ABOOK Oct 2014 Russell EOS

Year-over-year EPS growth in Q1 turned out to be decidedly negative at -15.6%, not only shocking in its purported sudden and unexpected fashion, but the degree to which expectations were wholly unprepared for such a reversal (despite EPS and revenue growth being mostly erratic in 2013). However, investors were re-assured by the whole economic apparatus, from Janet Yellen and her FOMC band on down, that Q2 would put to rest Q1’s nervousness.

That may have been the case with GDP, though not with much else. Investors in small caps seemed to buy that premise, at first, and the Russell headed right back up to nearly match the March peak. Now the index is on to another reversal that has yet to find its ultimate end. EPS comps for Q2 were only marginally better than Q1, which is really a decidedly negative factor. There was at that point two straight quarters of declining earnings confounding all promises and projections otherwise.

Smaller companies have always been more exposed to shifts in macro conditions than large companies, but they are certainly united in how expectations are determined and delivered. We keep hearing the economy is getting better, and analysts keep determining that will translate into corporate results, but such disappointment is not limited to 2014. The mantra of “next year” has been delivered annually, but in the case of corporate earnings the difference between expectations and results has never been so divorced, at least not in this “cycle.”

In the middle of 2013, again among more irregular fortunes that betrayed the larger macro narrative, the expectations were that 2014 would see a 30% gain in EPS to put to rest any unease about fundamentals – even as the index kept moving in almost a straight line, perhaps suggesting how QE may have played a role in relative determinations.

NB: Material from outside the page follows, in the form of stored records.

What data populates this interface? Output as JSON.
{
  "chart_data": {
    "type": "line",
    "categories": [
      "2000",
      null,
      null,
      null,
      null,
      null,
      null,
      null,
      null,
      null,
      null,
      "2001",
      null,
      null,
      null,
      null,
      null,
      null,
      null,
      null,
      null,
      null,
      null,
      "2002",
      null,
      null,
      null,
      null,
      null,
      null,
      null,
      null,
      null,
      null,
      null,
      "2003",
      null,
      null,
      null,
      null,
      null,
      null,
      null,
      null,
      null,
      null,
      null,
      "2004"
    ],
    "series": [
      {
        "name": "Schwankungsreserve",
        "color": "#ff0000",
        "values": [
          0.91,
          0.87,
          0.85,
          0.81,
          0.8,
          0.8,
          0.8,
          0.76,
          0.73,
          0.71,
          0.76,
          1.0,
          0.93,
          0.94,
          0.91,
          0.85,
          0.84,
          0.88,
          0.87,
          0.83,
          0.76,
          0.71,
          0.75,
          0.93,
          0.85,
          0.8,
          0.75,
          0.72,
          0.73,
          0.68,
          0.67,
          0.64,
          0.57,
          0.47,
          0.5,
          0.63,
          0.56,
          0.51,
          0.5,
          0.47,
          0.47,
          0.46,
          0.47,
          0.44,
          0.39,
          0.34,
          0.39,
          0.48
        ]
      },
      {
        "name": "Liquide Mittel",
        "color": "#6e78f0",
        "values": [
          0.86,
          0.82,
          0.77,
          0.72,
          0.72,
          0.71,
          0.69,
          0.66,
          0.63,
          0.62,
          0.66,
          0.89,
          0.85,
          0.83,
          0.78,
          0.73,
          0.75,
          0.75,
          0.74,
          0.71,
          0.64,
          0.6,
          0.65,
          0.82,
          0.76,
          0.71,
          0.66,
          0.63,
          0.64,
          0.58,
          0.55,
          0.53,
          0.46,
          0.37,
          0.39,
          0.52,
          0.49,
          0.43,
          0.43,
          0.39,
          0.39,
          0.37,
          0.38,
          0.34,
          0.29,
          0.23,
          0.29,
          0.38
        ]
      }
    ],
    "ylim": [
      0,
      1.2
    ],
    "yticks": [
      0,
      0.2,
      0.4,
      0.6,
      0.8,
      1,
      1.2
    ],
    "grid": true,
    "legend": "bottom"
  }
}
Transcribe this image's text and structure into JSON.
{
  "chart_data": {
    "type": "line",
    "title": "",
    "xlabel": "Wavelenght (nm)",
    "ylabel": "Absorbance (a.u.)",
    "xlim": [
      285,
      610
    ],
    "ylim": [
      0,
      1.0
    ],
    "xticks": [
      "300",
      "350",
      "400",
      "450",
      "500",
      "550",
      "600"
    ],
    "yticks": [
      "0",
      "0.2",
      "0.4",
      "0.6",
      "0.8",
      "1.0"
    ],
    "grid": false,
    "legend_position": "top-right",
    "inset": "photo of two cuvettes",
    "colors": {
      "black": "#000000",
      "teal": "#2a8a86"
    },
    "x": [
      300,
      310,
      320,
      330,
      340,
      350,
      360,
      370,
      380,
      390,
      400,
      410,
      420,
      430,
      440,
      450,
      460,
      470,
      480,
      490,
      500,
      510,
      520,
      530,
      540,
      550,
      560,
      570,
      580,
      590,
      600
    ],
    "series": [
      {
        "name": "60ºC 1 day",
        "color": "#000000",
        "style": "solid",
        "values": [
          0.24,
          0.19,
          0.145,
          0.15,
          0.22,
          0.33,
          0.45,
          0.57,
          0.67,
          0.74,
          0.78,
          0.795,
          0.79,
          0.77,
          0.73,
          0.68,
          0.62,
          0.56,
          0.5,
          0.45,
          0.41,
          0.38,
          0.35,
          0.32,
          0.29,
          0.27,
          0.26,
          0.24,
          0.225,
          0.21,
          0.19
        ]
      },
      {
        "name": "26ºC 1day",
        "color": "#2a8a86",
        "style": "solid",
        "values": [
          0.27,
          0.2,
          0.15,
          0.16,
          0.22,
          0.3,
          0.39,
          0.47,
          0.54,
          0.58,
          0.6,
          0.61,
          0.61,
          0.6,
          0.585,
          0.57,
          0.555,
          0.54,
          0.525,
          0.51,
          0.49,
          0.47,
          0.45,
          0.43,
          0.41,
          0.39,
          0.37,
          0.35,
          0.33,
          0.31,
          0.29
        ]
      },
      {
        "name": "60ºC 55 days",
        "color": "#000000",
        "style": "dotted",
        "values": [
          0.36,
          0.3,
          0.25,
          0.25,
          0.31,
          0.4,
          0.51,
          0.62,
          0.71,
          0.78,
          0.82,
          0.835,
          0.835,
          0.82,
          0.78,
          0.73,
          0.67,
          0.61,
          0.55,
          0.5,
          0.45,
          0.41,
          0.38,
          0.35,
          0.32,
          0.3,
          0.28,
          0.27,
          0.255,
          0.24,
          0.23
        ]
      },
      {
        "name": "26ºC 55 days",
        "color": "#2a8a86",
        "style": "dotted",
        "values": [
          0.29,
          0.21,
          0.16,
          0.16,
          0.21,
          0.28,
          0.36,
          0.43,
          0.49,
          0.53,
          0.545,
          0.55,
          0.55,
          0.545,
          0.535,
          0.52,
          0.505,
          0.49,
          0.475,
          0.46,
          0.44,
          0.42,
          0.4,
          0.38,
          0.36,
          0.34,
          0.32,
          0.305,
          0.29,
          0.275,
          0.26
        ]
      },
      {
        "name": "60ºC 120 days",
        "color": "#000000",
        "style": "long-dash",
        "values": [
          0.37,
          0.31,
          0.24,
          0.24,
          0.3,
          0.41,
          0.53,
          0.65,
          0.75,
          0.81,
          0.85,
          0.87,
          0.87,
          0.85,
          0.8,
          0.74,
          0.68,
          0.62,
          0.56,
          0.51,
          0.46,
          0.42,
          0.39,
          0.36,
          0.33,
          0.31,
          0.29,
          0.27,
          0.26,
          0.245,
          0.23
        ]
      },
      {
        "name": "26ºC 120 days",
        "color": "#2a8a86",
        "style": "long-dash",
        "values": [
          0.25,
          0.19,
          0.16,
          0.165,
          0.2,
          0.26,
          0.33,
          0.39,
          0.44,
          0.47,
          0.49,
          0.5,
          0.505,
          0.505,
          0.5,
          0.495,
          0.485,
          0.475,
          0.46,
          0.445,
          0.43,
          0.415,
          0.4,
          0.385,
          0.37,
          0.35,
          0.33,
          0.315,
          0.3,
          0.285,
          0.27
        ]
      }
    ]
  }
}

ABOOK Oct 2014 Russell EPS Change

Since the middle of last year, EPS estimates on the Russell 2000 have been trimmed by more than 19% (through only Q2). The effect of that sudden re-assessment of “next year” has been to see FY2014 EPS growth go from 30+% to now just 6%. As you can plainly see, however, of all the EPS presentations above, “next year” has simply been moved to 2015 where the 30+% now supposedly resides.

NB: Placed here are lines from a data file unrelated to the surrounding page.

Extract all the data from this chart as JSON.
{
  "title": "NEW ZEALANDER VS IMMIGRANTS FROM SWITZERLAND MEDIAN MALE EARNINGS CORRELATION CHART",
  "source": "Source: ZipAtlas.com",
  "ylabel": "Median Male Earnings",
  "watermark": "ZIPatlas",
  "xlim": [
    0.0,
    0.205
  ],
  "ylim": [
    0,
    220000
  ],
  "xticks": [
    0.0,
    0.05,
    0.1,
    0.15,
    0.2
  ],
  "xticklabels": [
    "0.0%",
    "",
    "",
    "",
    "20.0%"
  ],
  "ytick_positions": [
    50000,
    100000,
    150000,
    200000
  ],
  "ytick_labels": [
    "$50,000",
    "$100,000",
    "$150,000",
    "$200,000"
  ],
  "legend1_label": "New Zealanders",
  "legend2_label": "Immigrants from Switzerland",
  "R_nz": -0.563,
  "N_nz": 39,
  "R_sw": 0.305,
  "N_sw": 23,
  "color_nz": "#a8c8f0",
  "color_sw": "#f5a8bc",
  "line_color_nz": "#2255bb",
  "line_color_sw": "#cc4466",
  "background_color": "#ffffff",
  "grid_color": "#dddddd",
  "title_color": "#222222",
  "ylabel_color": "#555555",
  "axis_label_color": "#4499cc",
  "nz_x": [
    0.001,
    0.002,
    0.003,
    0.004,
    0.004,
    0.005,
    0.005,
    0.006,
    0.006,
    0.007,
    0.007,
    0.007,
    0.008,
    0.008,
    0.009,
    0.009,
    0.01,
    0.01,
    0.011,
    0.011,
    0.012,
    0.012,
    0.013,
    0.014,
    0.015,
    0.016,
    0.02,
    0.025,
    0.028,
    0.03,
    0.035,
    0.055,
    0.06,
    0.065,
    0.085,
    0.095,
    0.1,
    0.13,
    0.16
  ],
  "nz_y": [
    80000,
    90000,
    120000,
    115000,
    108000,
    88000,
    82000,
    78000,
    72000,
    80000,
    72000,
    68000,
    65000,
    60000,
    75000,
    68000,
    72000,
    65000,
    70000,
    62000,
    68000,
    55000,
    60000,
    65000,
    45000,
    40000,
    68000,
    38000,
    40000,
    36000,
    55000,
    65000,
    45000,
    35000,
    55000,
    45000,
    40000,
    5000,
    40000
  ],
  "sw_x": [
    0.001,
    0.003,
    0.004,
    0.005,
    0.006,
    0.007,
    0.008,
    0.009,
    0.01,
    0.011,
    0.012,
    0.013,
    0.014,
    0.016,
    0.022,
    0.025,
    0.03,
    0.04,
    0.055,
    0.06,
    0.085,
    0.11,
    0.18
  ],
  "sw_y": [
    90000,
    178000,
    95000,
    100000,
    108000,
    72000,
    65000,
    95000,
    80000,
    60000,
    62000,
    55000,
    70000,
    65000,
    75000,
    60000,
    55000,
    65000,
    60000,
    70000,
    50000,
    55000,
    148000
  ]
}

Can we be seeing a case where crying “recovery” too many times has lost its impact? I would think if even some of that is finding its way into investor recalibration, the diminishing psychology of QE’s end is perhaps an amplification of that possible change out of complacency. In other words, investors in 2013 might not have worried about economics and macro (and even earnings potential) when QE looked full and blooming since it was so reassuring (though I still don’t know why that would be given concurrent liquidity erosion).

Fortunes for the larger caps have fared better, but not by any large degree. Revenues continue to be “disappointing” and barely positive, while EPS on the S&P 500 has seen its share of erratic results (Q2 was just 1.8% on a GAAP basis, coming after -1.4% GAAP in Q1). Going forward in terms of optimistic forecasting, earnings find that familiar upward bend, though the level to which they are predicted to attain is lower than “usual”, while revenues actually are not supposed to get any better.

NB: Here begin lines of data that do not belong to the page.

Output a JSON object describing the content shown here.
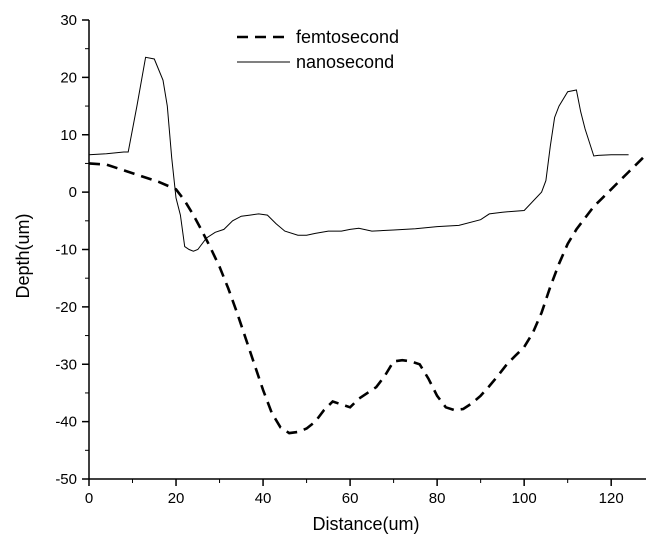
{
  "chart_data": {
    "type": "line",
    "title": "",
    "xlabel": "Distance(um)",
    "ylabel": "Depth(um)",
    "xlim": [
      0,
      128
    ],
    "ylim": [
      -50,
      30
    ],
    "x_ticks": [
      0,
      20,
      40,
      60,
      80,
      100,
      120
    ],
    "y_ticks": [
      30,
      20,
      10,
      0,
      -10,
      -20,
      -30,
      -40,
      -50
    ],
    "x_tick_labels": [
      "0",
      "20",
      "40",
      "60",
      "80",
      "100",
      "120"
    ],
    "y_tick_labels": [
      "30",
      "20",
      "10",
      "0",
      "-10",
      "-20",
      "-30",
      "-40",
      "-50"
    ],
    "grid": false,
    "legend_position": "top-center",
    "series": [
      {
        "name": "femtosecond",
        "style": "dashed",
        "color": "#000000",
        "x": [
          0,
          4,
          8,
          12,
          16,
          20,
          22,
          24,
          26,
          28,
          30,
          32,
          34,
          36,
          38,
          40,
          42,
          44,
          46,
          48,
          50,
          52,
          54,
          56,
          58,
          60,
          62,
          64,
          66,
          68,
          70,
          72,
          74,
          76,
          78,
          80,
          82,
          84,
          86,
          88,
          90,
          92,
          94,
          96,
          98,
          100,
          102,
          104,
          106,
          108,
          110,
          112,
          114,
          116,
          118,
          120,
          122,
          124,
          126,
          128
        ],
        "values": [
          5.0,
          4.8,
          3.8,
          2.8,
          1.8,
          0.5,
          -1.5,
          -4.0,
          -6.8,
          -9.8,
          -13.0,
          -16.8,
          -21.0,
          -25.5,
          -30.0,
          -34.5,
          -38.5,
          -41.0,
          -42.0,
          -41.8,
          -41.2,
          -40.0,
          -38.0,
          -36.5,
          -37.0,
          -37.5,
          -36.0,
          -35.0,
          -34.0,
          -32.0,
          -29.5,
          -29.3,
          -29.5,
          -30.0,
          -32.5,
          -35.5,
          -37.5,
          -38.0,
          -37.8,
          -36.8,
          -35.5,
          -33.8,
          -32.0,
          -30.0,
          -28.5,
          -27.0,
          -24.5,
          -21.0,
          -16.5,
          -12.5,
          -9.0,
          -6.5,
          -4.5,
          -2.5,
          -1.0,
          0.5,
          2.0,
          3.5,
          5.0,
          6.5
        ]
      },
      {
        "name": "nanosecond",
        "style": "solid",
        "color": "#000000",
        "x": [
          0,
          4,
          8,
          9,
          11,
          13,
          15,
          17,
          18,
          19,
          20,
          21,
          22,
          23,
          24,
          25,
          27,
          29,
          31,
          33,
          35,
          37,
          39,
          41,
          43,
          45,
          48,
          50,
          52,
          55,
          58,
          60,
          62,
          65,
          70,
          75,
          80,
          85,
          90,
          92,
          95,
          100,
          104,
          105,
          106,
          107,
          108,
          110,
          112,
          113,
          114,
          116,
          117,
          120,
          124
        ],
        "values": [
          6.5,
          6.7,
          7.0,
          7.0,
          15.0,
          23.5,
          23.2,
          19.5,
          15.0,
          6.0,
          -1.0,
          -4.0,
          -9.5,
          -10.0,
          -10.3,
          -10.0,
          -8.0,
          -7.0,
          -6.5,
          -5.0,
          -4.2,
          -4.0,
          -3.8,
          -4.0,
          -5.5,
          -6.8,
          -7.5,
          -7.5,
          -7.2,
          -6.8,
          -6.8,
          -6.5,
          -6.3,
          -6.8,
          -6.6,
          -6.4,
          -6.0,
          -5.8,
          -4.8,
          -3.8,
          -3.5,
          -3.2,
          0.0,
          2.0,
          8.0,
          13.0,
          15.0,
          17.5,
          17.8,
          14.0,
          11.0,
          6.3,
          6.4,
          6.5,
          6.5
        ]
      }
    ]
  }
}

ABOOK Oct 2014 Russell SP500 EPS Revs

That seems to reinforce, actually, the negative view on the economy. Companies that have little revenue success are certainly not going to expand production and are instead going to, as they have so much in this “cycle”, over-manage costs. Profitability has become an economic curse because the actual economic pie is not expanding, or at least doing so at a highly deficient pace. So even here, predictions are not so optimistic about “next year.”

In that respect, though the indices may be along different paths at the moment (again, buybacks the difference?) there is a lot of top-down similarity. Doubts about “next year” will persist, but are now going to be on their own and outside of any QE bubble. It’s as if secular stagnation has finally come to stocks.